Ayahnya kembali ke dapur, tergesa-gesa mengingat sesuatu. Mematikan kompor dan asap mengepul di udara, telur ceplok yang ia masak berubah menjadi hitam. Hanya tersisa nasi goreng yang kering kerontang karena terlalu lama dimasaknya, wajahnya menoleh sepiring nasi. Wajahnya tersenyum mengusap keringat di dahinya.
" Astaga, baju..."
Kepanikan mulai terjadi sementara Raisa tetap belum terbangun dari tidurnya. Ayahnya berlari menuju kamar belakang dan mendapati seragam sekolah yang sedang ia setrika, mengangkat terburu-buru dan seragam itu sudah tak terselamatkan. Entah berapa baju yang berlubang akibat ulah ayahnya. Helaan napas terasa berat, wajahnya pasrah menunduk tak berdaya. Ayahnya bekerja keras melakukan semuanya, tapi Raisa tidak pernah protes, bahkan membalasnya dengan senyuman seperti sudah terbiasa.
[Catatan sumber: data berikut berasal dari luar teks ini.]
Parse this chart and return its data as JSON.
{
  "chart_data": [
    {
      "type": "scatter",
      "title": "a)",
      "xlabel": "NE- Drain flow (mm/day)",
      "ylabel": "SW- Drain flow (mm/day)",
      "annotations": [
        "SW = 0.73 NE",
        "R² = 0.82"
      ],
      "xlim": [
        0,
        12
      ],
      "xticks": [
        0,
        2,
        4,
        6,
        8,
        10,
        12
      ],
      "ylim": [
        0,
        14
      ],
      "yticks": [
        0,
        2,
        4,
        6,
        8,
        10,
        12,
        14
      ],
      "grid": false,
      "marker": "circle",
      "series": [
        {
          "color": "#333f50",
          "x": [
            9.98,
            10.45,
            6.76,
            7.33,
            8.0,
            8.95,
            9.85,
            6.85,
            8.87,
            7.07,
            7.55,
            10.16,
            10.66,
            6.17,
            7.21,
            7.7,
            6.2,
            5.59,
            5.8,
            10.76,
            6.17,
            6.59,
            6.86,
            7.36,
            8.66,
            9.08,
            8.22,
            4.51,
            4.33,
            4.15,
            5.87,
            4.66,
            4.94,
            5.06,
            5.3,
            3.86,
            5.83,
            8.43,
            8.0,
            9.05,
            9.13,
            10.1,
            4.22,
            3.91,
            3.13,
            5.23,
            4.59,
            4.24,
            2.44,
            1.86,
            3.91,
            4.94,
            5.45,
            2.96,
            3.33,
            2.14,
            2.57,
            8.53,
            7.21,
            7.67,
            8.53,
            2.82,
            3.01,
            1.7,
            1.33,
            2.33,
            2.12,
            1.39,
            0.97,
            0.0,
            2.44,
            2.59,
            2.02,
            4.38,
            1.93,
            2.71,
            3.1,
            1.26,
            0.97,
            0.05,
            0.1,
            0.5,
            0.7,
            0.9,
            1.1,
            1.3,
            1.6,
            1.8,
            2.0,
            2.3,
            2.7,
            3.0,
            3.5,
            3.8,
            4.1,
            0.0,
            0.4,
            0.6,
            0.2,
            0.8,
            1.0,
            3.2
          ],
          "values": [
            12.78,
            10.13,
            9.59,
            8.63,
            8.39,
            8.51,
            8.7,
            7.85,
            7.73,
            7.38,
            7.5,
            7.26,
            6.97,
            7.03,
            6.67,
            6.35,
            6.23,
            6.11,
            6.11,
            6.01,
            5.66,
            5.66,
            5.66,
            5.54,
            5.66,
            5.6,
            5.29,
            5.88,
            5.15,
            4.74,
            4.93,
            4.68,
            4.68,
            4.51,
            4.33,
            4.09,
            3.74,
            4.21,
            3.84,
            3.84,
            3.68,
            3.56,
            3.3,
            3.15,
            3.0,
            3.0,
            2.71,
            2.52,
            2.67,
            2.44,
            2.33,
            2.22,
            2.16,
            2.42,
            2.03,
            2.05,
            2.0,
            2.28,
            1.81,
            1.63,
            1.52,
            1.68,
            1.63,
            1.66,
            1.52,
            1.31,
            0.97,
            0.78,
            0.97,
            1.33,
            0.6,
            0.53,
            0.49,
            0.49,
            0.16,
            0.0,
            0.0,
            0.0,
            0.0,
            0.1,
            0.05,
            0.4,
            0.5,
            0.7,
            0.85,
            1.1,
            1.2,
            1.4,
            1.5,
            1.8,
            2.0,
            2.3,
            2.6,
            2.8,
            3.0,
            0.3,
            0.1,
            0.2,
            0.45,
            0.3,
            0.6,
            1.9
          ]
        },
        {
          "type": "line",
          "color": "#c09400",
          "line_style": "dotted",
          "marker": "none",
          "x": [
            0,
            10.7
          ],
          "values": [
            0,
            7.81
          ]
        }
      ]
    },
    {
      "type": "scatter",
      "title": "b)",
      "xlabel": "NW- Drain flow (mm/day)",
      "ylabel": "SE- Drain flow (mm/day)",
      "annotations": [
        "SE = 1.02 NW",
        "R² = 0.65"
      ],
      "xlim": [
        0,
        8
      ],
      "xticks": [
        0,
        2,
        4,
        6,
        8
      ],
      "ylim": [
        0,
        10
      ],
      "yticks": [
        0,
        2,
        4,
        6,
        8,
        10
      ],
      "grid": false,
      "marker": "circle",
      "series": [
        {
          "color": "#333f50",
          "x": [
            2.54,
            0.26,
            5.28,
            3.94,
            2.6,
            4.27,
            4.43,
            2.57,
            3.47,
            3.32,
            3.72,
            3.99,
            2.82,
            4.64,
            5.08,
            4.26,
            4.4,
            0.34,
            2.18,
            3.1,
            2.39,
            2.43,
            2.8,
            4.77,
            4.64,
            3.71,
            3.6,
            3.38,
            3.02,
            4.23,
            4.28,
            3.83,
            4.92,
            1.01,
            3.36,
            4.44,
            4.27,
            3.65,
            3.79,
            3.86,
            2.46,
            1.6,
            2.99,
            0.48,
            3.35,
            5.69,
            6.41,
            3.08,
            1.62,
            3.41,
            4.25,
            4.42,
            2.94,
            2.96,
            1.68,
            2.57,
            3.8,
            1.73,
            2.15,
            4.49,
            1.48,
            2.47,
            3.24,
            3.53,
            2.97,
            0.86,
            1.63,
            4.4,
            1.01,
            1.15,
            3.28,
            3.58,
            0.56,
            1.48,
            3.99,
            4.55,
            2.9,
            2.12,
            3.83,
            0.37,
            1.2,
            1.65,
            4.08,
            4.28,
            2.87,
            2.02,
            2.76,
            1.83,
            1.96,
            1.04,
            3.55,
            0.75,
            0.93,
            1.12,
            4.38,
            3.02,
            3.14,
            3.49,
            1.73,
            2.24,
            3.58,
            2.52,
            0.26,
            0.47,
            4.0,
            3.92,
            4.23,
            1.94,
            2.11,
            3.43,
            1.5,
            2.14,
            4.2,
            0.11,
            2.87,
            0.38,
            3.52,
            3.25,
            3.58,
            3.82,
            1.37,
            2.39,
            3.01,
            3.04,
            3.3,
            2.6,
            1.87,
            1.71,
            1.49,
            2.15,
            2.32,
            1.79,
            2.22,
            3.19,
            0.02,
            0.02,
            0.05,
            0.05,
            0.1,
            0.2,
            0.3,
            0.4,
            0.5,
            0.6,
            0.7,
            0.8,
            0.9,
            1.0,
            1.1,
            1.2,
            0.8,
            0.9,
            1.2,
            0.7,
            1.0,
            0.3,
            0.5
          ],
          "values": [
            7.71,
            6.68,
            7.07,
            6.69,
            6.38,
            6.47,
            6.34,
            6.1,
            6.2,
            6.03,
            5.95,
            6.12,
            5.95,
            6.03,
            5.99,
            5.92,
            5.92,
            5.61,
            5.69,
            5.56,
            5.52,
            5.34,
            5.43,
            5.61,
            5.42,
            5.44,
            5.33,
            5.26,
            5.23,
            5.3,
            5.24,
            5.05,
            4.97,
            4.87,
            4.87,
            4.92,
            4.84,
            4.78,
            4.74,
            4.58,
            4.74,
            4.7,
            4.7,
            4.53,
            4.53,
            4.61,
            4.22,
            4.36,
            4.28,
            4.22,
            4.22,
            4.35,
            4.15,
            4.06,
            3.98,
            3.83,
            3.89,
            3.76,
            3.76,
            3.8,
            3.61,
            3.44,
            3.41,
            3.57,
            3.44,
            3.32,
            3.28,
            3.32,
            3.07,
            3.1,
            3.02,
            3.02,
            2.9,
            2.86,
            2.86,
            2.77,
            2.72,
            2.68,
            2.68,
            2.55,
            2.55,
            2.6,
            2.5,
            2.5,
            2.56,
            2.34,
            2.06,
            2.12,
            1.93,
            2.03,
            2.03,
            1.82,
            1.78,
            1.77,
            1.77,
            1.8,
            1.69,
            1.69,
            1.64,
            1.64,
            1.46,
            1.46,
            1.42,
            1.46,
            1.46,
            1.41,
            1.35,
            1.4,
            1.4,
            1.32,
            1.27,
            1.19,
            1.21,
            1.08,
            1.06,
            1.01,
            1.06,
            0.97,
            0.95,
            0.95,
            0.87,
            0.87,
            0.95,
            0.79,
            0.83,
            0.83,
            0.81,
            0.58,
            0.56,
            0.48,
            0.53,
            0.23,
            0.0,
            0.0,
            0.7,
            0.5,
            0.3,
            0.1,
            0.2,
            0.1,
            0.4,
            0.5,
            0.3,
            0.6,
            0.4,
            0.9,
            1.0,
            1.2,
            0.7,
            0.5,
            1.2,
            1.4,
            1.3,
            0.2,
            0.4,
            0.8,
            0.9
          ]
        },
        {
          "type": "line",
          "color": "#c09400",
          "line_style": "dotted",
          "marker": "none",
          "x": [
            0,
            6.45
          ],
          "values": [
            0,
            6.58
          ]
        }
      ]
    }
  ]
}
Teriakan tiba-tiba terdengar diantara keheningan di balik kamar Raisa, wajahnya terkejut terperanjat seakan ada sesuatu bahaya yang terjadi pada ayahnya. Raisa bergegas terbangun menyingkirkan selimutnya, walau matanya setengah terbuka dan rambutnya masih mengembang. Ia membuka pintu terburu-buru menghiraukan bercak minyak di lantai dan gubrak. Suara tubuh terjatuh bersaut dengan teriakan.
" aaa...pinggangku,"
Raisa mengusap pinggangnya dan mencium aroma minyak goreng yang menempel di tangannya. Mendengar hal itu, Ayahnya bergegas menemui sumber suara. Terkejutlah ia melihat putrinya terduduk merintih kesakitan.
" Kamu kenapa sayang?"
Ayahnya menjulurkan tangan sambil memegang seragam yang berlubang.
" Kenapa banyak minyak di lantai ayah? Kenapa ayah berteriak?" cecarnya pelan.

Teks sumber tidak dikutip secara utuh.